Even the arrival of Mario Balotelli didn't meet Berlusconi’s approval, with the owner initially claiming he did not need a “bad apple” in the dressing room. The signings of the likes of Kevin Constant, Francesco Acerbi, Giampaolo Pazzini and Bartosz Salamon, meanwhile, were a long way below the standard of talent once unveiled at Milanello.
Babs ain't your average chief executive...
The writing had been on the wall for the last month or so as the team lurched from one poor result to another, and after the home defeat to Fiorentina at the start of November, the finger of blame was pointed more and more at Galliani.
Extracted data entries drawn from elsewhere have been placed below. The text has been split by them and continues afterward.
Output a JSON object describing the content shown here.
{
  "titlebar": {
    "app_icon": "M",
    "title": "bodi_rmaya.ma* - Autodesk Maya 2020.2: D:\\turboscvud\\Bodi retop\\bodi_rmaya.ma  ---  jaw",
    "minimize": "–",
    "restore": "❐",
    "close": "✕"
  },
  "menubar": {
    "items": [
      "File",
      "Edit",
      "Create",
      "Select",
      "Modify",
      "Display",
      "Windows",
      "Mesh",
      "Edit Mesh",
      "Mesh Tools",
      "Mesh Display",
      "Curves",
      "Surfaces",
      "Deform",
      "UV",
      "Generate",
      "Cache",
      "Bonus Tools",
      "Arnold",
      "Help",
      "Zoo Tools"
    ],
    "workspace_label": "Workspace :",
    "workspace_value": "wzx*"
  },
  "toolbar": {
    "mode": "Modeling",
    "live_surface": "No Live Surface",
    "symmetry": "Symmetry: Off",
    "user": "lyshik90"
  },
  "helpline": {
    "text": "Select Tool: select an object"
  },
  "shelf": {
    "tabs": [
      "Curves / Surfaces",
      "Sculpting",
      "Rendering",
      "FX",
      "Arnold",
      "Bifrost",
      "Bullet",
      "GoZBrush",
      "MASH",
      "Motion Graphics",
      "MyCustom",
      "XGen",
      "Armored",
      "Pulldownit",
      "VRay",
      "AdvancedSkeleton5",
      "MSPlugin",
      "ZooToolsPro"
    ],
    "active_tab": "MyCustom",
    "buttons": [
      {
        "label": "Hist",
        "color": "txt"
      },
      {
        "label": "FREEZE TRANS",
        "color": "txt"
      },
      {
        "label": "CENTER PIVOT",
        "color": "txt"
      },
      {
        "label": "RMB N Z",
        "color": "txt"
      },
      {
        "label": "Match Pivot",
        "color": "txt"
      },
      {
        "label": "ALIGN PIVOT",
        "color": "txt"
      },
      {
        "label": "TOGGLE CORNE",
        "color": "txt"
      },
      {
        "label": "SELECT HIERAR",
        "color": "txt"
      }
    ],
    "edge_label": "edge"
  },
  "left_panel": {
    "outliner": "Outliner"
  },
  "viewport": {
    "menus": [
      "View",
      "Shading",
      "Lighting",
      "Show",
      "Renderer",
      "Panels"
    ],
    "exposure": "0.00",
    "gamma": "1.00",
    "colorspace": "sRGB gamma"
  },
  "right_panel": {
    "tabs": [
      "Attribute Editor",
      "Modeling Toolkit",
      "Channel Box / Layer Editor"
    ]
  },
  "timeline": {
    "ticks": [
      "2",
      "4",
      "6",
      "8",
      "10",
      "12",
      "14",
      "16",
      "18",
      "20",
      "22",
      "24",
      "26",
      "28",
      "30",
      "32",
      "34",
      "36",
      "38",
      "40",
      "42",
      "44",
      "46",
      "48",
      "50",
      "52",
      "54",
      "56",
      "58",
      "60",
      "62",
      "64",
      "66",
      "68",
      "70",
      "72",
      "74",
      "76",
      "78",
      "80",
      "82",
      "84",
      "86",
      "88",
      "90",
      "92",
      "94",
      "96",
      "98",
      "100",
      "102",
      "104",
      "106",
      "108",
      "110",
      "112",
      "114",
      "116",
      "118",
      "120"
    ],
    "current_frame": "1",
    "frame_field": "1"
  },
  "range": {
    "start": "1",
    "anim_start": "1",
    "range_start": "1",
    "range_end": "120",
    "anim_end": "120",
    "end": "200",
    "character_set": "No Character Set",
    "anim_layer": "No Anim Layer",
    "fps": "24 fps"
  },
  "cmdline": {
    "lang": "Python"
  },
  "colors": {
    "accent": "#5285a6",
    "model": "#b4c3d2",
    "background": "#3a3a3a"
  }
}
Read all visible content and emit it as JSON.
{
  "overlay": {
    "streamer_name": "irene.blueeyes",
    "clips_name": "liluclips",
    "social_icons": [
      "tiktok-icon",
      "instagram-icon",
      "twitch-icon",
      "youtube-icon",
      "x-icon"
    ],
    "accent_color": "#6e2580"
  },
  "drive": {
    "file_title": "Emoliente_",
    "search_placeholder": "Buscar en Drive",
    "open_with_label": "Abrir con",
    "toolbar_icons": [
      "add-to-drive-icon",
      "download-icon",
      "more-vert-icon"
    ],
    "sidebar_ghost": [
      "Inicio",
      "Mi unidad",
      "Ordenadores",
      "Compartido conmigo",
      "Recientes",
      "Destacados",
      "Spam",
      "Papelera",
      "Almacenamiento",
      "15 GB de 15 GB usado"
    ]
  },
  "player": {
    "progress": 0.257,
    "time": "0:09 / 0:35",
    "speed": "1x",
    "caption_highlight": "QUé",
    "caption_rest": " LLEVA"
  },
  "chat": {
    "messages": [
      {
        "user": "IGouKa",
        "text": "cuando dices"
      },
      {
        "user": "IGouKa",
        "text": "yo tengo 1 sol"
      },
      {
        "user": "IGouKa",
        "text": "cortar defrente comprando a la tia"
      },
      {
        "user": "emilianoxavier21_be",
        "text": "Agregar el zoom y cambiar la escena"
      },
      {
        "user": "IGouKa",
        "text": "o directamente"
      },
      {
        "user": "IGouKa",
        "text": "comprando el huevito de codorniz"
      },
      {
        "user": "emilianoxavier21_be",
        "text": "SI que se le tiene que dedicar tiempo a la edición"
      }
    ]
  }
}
It was only made worse when Balotelli went off the rails after it had been promised the striker was definitely on the straight and narrow.
There may be other issues behind the scenes that will reveal themselves in future, but when the glamorous young Barbara - or Lady B as the Italian press have taken to calling her - took her place beside the 69-year-old at the Camp Nou for the recent Champions League clash against Barcelona, one could feel the icy blast all the way back to the San Siro.
There had already been plenty of reports in the media about Paolo Maldini taking the role of technical director; a position that had always been denied to the club legend by Galliani who, when the captain retired, claimed there was no such role to be filled.
Barbara and Paolo would be new glamour team, with Clarence Seedorf brought back to the club as coach to replace Massimiliano Allegri who, of course, had been Galliani’s man and someone he had supported last season when it looked like Berlusconi would wield the axe.
Galliani waited until the morale-boosting win over Celtic in the Champions League last week to take the wind out of Barbara’s sails by announcing that he would resign after Milan's final Champions League group stage match against Ajax on 11 December.
Balotelli's arrival wasn't blessed by the top brass
He would jump before he was pushed, which must have pleased Barbara no end until Dad stepped in again to arrange one of his famous clear-the-air dinners at his villa in Arcoce. Also present was mediator Bruno Ermoli - a powerful political lobbyist - who stayed for two hours before leaving the Berlusconis and Galliani alone.
Another exit strategy was hatched, although it is still not clear if the split will be amicable or eventually head to another protracted court case. If reports are to be believed, Galliani could walk away with a sum in the region of €50m as a golden handshake: a sum that could buy a couple of star players.
In the meantime, Galliani and Barbara will form an uneasy alliance where both parties share the duties of chief executive, with the former in control of playing matters and the latter overseeing the wider running of the club off the pitch. But it is a mere truce for now, and will only see Galliani further marginalised.
He may hold on until next April and the next club meeting, but that seems unlikely considering that the patch-up in relations proposed by Berlusconi will probably come apart sooner rather than later. The derby on 22 December could finally bring down the curtain on one of the great partnerships in Italian football.
Galliani was on the flight to bottom-placed Catania as Milan attempted to kick-start their domestic season once more. With no away wins in Serie A and just 14 points from 13 matches, Allegri’s men were dwelling in the lower reaches of the table among the other also-rans.
Having gone a goal down it was one of Galliani’s shrewdest signings, Kakà, who led the comeback with a display of class and determination. He rounded it off with the final goal in a 3-1 win after strikes from Riccardo Montolivo and Balotelli against the 10-man opposition, who had Panagiotis Tachtsidis sent-off.
There were none of the exalted celebrations from Galliani that generally follow a moment of Milan triumph, but more a stony acceptance that his time is finally coming to a close.